It only took a calendar invite containing a jailbreak prompt to highlight how an AI agent connected via the Model Context Protocol (MCP) can be prompted to exfiltrate data. Signals and mitigations for this type of prompt injection have been formalized in the OWASP guidelines for GenAI, which update the LLM01 risk on April 17, 2025 OWASP GenAI.
Hence the idea relaunched by Vitalik Buterin: to adopt a human jury that oversees decisions and crypto treasuries, accompanied — but not replaced — by language models. In this context, the priority becomes keeping the human as the final arbiter.
The researcher Eito Miyamura (as reported by BitcoinEthereumNews) illustrated an attack where a simple calendar invitation, filled with a malicious prompt, convinces the AI agent to read private emails and forward contents to an attacker. The vector exploits the MCP integration chain with Gmail, calendars, SharePoint, and Notion: more connectors mean a wider attack surface. It should be noted that the apparent innocuousness of the content increases the risk.
In contexts where MCP operates in developer mode, human consensus is required for sensitive actions. However, decision fatigue can turn confirmation prompts into automatisms; and when treasuries or workflows involving files and credentials are at stake, human error becomes a single point of failure. That said, decoupling permissions and critical steps remains essential.
Industry analysts note that indirect prompt injections — that is, content not visible to the human eye but interpretable by the LLM — represent a growing class of risk, as documented by OWASP in its April 2025 update. In red-teaming tests conducted by specialized security teams in the first half of 2025, scenarios with multiple integrations (email, calendar, file storage) showed how the lack of segmentation significantly increases the likelihood of exfiltration if filters and least-privilege policies are not applied.
“One must always start from a fundamental truth signal that one trusts. I think realistically it should be a human jury, where the individual jurors are obviously assisted by all the LLMs.”
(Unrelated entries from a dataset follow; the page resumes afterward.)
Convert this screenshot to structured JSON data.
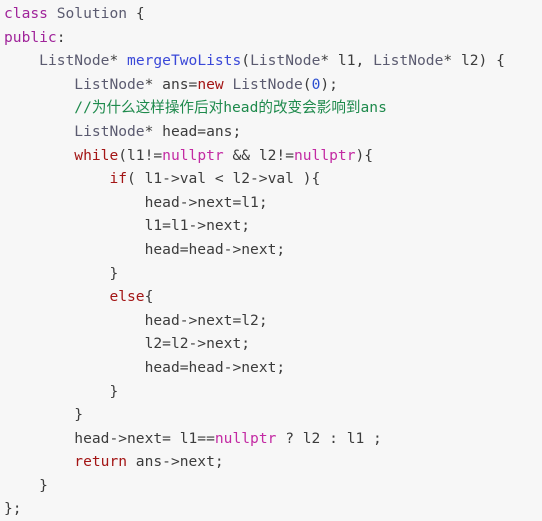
{
  "editor": {
    "language": "cpp",
    "background_color": "#f7f7f7",
    "default_text_color": "#3c3c3c",
    "palette": {
      "keyword_red": "#a31515",
      "keyword_purple": "#a0249a",
      "type_gray": "#5b5b70",
      "function_blue": "#3a48d8",
      "comment_green": "#1e8a4c",
      "number_blue": "#2c4fd0",
      "nullptr_magenta": "#c32aa3"
    }
  },
  "code": {
    "lines": [
      {
        "indent": 0,
        "tokens": [
          {
            "t": "class",
            "c": "kw2"
          },
          {
            "t": " ",
            "c": "plain"
          },
          {
            "t": "Solution",
            "c": "type"
          },
          {
            "t": " {",
            "c": "punct"
          }
        ]
      },
      {
        "indent": 0,
        "tokens": [
          {
            "t": "public",
            "c": "kw2"
          },
          {
            "t": ":",
            "c": "punct"
          }
        ]
      },
      {
        "indent": 1,
        "tokens": [
          {
            "t": "ListNode",
            "c": "type"
          },
          {
            "t": "* ",
            "c": "punct"
          },
          {
            "t": "mergeTwoLists",
            "c": "func"
          },
          {
            "t": "(",
            "c": "punct"
          },
          {
            "t": "ListNode",
            "c": "type"
          },
          {
            "t": "* l1, ",
            "c": "punct"
          },
          {
            "t": "ListNode",
            "c": "type"
          },
          {
            "t": "* l2) {",
            "c": "punct"
          }
        ]
      },
      {
        "indent": 2,
        "tokens": [
          {
            "t": "ListNode",
            "c": "type"
          },
          {
            "t": "* ans=",
            "c": "punct"
          },
          {
            "t": "new",
            "c": "keyword"
          },
          {
            "t": " ",
            "c": "plain"
          },
          {
            "t": "ListNode",
            "c": "type"
          },
          {
            "t": "(",
            "c": "punct"
          },
          {
            "t": "0",
            "c": "number"
          },
          {
            "t": ");",
            "c": "punct"
          }
        ]
      },
      {
        "indent": 2,
        "tokens": [
          {
            "t": "//为什么这样操作后对head的改变会影响到ans",
            "c": "comment"
          }
        ]
      },
      {
        "indent": 2,
        "tokens": [
          {
            "t": "ListNode",
            "c": "type"
          },
          {
            "t": "* head=ans;",
            "c": "punct"
          }
        ]
      },
      {
        "indent": 2,
        "tokens": [
          {
            "t": "while",
            "c": "keyword"
          },
          {
            "t": "(l1!=",
            "c": "punct"
          },
          {
            "t": "nullptr",
            "c": "null"
          },
          {
            "t": " && l2!=",
            "c": "punct"
          },
          {
            "t": "nullptr",
            "c": "null"
          },
          {
            "t": "){",
            "c": "punct"
          }
        ]
      },
      {
        "indent": 3,
        "tokens": [
          {
            "t": "if",
            "c": "keyword"
          },
          {
            "t": "( l1->val < l2->val ){",
            "c": "punct"
          }
        ]
      },
      {
        "indent": 4,
        "tokens": [
          {
            "t": "head->next=l1;",
            "c": "punct"
          }
        ]
      },
      {
        "indent": 4,
        "tokens": [
          {
            "t": "l1=l1->next;",
            "c": "punct"
          }
        ]
      },
      {
        "indent": 4,
        "tokens": [
          {
            "t": "head=head->next;",
            "c": "punct"
          }
        ]
      },
      {
        "indent": 3,
        "tokens": [
          {
            "t": "}",
            "c": "punct"
          }
        ]
      },
      {
        "indent": 3,
        "tokens": [
          {
            "t": "else",
            "c": "keyword"
          },
          {
            "t": "{",
            "c": "punct"
          }
        ]
      },
      {
        "indent": 4,
        "tokens": [
          {
            "t": "head->next=l2;",
            "c": "punct"
          }
        ]
      },
      {
        "indent": 4,
        "tokens": [
          {
            "t": "l2=l2->next;",
            "c": "punct"
          }
        ]
      },
      {
        "indent": 4,
        "tokens": [
          {
            "t": "head=head->next;",
            "c": "punct"
          }
        ]
      },
      {
        "indent": 3,
        "tokens": [
          {
            "t": "}",
            "c": "punct"
          }
        ]
      },
      {
        "indent": 2,
        "tokens": [
          {
            "t": "}",
            "c": "punct"
          }
        ]
      },
      {
        "indent": 2,
        "tokens": [
          {
            "t": "head->next= l1==",
            "c": "punct"
          },
          {
            "t": "nullptr",
            "c": "null"
          },
          {
            "t": " ? l2 : l1 ;",
            "c": "punct"
          }
        ]
      },
      {
        "indent": 2,
        "tokens": [
          {
            "t": "return",
            "c": "keyword"
          },
          {
            "t": " ans->next;",
            "c": "punct"
          }
        ]
      },
      {
        "indent": 1,
        "tokens": [
          {
            "t": "}",
            "c": "punct"
          }
        ]
      },
      {
        "indent": 0,
        "tokens": [
          {
            "t": "};",
            "c": "punct"
          }
        ]
      }
    ]
  }
}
— Vitalik Buterin (AMBCrypto)
Buterin indicates a path of verification that starts from the human: a jury composed of people with complementary skills, supported by models for analysis and synthesis, but with the final say on critical decisions. In this context, the jury acts as an “anchor” against automatic manipulation and operational hallucinations when artificial intelligence accesses financial assets or high-impact permissions.
The concept of info-finance shifts governance towards a market of proposals: different frameworks and policies compete publicly, while spot checks and verdicts remain in the hands of the jury. It is a natural extension of the practices adopted in DAOs and in DeFi, which prioritize transparency, distributed accountability, and incentives for continuous auditing.
Buterin warns that if fund allocation is entrusted to an AI, hostile actors could insert payloads like “gimme all the money” in documents, invitations, and comments. For this reason, info-finance focuses on traceability of decisions and human controls on the steps that move capital. Yet, the procedural component remains as important as the technical one.
In this vision, Buterin explained that the Ethereum Foundation is updating its Treasury Policy – a document published on June 4, 2025 – with goals for more active management and operational limits to ensure long-term sustainability. Industry reports indicate that, as of October 31, 2024, the declared treasury was approximately 970.2 million dollars, a figure used as a reference for the new rules on ETH sales and operational limits. Additionally, Buterin mentioned Codex, a layer 2 oriented towards payments in stablecoin, as a possible infrastructure for “large‑scale value” use cases – a strategic move aimed at strengthening resilience and adoption, although some details are yet to be verified.
Security is not just a technical issue; it requires processes, transparency, and verifiable accountability. As Buterin points out, the problem of jailbreaking is not binary, while the phenomenon of Goodharting represents a subtle form of metric “fraud.” In a growing automation context, info-finance supported by a human jury acts as a pragmatic parachute to mitigate risks on treasuries and critical decisions.